"Après cette étape, nous les mettons au four, à 50 degrés, pendant une heure. Les vers de terre sortent comme du 'charqui' (de la viande séchée) et passent ensuite à la meule pour obtenir de la farine", explique à l'AFP Leydi Rios, technicienne dans la petite fabrique artisanale de biscuits du Centre agricole Jhesua, à Paracaya, dans la région de Cochabamba (centre).

Le patron de l'entreprise, Jesús Orellana, un technicien agricole de 26 ans, raconte avoir eu cette idée après un voyage au Mexique, où il vu des exemples de lombriculture.

Il assure que le procédé pour obtenir la farine est extrêmement méticuleux et garantit la propreté du produit fini, les lombrics subissant un traitement spécial destiné à vider leurs intestins.
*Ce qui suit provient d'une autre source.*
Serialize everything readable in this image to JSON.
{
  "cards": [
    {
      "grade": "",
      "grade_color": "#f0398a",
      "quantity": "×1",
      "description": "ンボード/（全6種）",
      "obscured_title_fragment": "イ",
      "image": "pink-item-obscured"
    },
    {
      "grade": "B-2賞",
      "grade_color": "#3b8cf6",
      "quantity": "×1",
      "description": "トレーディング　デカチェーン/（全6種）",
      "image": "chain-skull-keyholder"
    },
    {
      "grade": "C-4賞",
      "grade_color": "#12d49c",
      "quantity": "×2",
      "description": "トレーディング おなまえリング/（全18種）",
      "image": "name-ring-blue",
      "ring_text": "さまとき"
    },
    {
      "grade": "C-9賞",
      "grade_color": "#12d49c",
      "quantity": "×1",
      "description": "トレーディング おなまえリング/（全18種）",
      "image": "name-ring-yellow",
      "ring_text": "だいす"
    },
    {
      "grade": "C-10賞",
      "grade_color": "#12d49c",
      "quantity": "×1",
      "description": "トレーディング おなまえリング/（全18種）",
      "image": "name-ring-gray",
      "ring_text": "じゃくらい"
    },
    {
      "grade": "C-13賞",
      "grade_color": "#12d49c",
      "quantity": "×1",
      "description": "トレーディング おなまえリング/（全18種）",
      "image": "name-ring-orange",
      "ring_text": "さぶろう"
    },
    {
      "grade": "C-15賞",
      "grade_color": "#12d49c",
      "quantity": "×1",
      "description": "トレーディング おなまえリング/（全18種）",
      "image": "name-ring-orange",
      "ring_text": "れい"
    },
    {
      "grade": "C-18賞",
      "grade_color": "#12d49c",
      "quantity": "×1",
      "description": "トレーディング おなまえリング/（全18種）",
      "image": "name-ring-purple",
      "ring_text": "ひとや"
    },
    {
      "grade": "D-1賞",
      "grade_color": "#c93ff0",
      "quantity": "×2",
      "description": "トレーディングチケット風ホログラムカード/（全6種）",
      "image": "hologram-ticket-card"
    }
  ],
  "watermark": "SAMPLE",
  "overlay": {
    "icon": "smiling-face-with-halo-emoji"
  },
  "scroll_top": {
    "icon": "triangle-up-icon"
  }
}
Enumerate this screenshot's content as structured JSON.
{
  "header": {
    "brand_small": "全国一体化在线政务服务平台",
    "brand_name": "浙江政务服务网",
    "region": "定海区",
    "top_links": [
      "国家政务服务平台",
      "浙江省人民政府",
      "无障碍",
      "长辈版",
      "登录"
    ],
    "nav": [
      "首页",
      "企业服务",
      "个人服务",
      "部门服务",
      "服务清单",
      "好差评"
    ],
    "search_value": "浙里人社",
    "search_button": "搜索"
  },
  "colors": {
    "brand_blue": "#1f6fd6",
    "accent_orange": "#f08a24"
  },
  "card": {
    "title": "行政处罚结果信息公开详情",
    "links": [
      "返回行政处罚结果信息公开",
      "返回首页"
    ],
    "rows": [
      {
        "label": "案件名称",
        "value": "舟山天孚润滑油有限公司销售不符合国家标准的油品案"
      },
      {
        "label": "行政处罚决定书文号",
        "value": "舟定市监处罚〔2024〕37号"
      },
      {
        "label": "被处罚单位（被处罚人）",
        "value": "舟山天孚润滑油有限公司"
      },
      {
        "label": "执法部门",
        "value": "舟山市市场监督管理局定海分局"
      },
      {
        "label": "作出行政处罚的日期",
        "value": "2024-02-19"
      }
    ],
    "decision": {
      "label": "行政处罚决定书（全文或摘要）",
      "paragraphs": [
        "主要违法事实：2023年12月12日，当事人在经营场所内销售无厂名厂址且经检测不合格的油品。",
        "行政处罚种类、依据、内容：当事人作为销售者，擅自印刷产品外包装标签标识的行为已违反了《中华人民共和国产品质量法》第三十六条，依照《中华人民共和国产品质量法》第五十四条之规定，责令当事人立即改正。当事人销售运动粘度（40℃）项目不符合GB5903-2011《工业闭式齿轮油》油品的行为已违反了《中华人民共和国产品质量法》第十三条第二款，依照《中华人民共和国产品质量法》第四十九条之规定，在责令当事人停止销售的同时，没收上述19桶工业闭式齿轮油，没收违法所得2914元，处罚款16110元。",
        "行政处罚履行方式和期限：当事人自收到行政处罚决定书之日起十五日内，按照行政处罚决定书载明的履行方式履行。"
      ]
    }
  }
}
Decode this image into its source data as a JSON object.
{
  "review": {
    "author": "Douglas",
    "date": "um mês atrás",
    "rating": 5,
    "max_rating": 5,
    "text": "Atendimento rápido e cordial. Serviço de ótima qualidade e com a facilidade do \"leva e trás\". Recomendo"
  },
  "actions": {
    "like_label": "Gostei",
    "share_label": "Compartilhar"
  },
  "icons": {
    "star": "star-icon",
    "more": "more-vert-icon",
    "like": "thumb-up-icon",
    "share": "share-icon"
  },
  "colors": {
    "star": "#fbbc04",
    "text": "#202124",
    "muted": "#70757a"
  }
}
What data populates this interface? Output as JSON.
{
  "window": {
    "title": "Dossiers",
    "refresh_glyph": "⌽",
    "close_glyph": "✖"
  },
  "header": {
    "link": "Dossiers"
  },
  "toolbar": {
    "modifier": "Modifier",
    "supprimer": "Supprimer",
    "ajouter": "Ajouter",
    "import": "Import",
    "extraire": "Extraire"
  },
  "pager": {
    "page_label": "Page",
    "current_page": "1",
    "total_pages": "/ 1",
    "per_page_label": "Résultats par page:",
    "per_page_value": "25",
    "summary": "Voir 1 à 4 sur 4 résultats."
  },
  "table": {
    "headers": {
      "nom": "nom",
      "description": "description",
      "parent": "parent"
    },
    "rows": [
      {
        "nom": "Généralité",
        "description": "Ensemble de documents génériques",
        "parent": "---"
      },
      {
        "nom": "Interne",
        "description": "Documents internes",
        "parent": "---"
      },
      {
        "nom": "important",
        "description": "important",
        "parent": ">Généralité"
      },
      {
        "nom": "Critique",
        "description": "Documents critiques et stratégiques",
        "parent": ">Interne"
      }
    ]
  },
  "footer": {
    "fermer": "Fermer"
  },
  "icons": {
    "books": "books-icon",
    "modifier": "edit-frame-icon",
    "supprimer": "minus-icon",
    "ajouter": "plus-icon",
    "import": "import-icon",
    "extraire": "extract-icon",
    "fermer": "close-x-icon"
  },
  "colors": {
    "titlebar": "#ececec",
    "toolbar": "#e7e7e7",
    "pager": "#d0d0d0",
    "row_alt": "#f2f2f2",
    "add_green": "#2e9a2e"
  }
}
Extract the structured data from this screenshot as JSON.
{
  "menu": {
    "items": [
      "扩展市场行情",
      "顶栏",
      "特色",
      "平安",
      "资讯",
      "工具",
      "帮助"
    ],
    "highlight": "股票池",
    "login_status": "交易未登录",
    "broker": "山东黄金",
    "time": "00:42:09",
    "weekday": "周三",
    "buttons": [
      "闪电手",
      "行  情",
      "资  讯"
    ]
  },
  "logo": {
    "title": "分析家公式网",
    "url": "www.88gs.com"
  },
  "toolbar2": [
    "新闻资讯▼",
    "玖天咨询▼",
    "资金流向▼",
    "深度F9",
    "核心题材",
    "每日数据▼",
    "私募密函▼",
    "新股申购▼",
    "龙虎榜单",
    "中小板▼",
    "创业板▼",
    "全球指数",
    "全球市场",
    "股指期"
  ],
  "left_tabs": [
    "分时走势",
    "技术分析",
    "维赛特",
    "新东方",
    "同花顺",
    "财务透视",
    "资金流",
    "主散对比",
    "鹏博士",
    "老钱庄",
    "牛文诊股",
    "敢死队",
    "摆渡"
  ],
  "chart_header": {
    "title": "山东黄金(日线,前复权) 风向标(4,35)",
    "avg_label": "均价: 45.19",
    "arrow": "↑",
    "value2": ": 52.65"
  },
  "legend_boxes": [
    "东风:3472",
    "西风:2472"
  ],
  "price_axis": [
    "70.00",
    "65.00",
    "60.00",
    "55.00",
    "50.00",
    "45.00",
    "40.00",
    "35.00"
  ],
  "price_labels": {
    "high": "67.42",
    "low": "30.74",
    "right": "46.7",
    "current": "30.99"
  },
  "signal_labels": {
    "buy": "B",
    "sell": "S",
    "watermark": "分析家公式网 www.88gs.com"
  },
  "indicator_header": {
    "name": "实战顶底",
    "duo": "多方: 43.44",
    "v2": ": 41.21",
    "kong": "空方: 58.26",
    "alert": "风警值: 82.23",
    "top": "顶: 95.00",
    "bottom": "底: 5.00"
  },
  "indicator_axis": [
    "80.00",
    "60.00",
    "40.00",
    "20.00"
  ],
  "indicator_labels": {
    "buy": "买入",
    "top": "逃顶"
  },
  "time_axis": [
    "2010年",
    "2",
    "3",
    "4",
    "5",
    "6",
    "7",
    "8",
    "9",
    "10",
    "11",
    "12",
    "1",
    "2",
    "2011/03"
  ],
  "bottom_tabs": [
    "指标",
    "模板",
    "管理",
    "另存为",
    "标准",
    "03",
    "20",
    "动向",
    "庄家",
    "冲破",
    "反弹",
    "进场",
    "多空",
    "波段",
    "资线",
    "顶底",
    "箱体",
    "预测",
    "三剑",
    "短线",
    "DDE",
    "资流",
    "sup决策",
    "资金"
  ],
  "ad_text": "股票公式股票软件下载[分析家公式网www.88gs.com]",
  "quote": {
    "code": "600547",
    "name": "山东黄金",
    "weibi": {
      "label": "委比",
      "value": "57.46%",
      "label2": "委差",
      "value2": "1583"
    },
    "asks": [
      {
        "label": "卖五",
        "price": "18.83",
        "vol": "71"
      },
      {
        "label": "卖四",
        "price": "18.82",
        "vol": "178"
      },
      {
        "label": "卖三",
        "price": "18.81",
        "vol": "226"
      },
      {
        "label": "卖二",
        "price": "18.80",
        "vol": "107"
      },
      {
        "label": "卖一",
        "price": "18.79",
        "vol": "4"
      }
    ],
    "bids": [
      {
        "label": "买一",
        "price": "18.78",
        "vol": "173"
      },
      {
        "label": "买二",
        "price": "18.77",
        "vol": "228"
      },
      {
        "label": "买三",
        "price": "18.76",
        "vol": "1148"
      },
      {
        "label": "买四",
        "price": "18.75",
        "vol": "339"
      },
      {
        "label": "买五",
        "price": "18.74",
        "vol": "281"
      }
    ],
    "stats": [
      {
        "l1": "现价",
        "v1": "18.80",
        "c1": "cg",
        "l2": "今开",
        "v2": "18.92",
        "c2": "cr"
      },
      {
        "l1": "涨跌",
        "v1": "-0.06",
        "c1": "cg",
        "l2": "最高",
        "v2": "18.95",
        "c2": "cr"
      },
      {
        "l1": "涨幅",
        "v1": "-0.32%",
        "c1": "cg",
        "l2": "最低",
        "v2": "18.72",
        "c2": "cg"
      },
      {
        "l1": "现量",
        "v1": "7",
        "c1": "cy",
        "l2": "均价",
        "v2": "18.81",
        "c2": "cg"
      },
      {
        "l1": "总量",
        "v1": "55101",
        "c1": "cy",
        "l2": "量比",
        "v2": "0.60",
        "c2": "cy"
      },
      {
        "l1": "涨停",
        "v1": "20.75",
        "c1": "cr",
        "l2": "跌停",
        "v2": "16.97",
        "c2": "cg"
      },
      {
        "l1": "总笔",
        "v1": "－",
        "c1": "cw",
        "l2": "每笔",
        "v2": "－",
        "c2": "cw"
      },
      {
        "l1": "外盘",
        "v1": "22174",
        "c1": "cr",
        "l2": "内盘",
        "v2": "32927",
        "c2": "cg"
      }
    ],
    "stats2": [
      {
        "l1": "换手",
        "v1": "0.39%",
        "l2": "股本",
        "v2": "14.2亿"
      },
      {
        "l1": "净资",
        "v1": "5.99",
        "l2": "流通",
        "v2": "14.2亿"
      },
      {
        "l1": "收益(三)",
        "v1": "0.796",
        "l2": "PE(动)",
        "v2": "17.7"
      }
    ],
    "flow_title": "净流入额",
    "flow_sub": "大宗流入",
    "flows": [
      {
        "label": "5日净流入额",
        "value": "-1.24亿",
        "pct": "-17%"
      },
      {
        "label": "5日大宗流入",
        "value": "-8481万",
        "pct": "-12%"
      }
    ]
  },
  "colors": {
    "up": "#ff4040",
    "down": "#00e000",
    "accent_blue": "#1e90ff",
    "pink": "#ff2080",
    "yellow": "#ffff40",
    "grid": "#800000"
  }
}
"Eisenia foetida", un lombric rouge de Californie capable de dévorer l'équivalent de son poids chaque jour, mesure 3 à 5 mm de diamètres pour 6 à 8 cm de long et pèse environ 1,5 gramme. Chaque lombric peut produire jusqu'à un kilo de jeunes par an et il faut 16 kg de vers pour 900 g de farine.

Il sort de son atelier 125 kilos de biscuits par mois.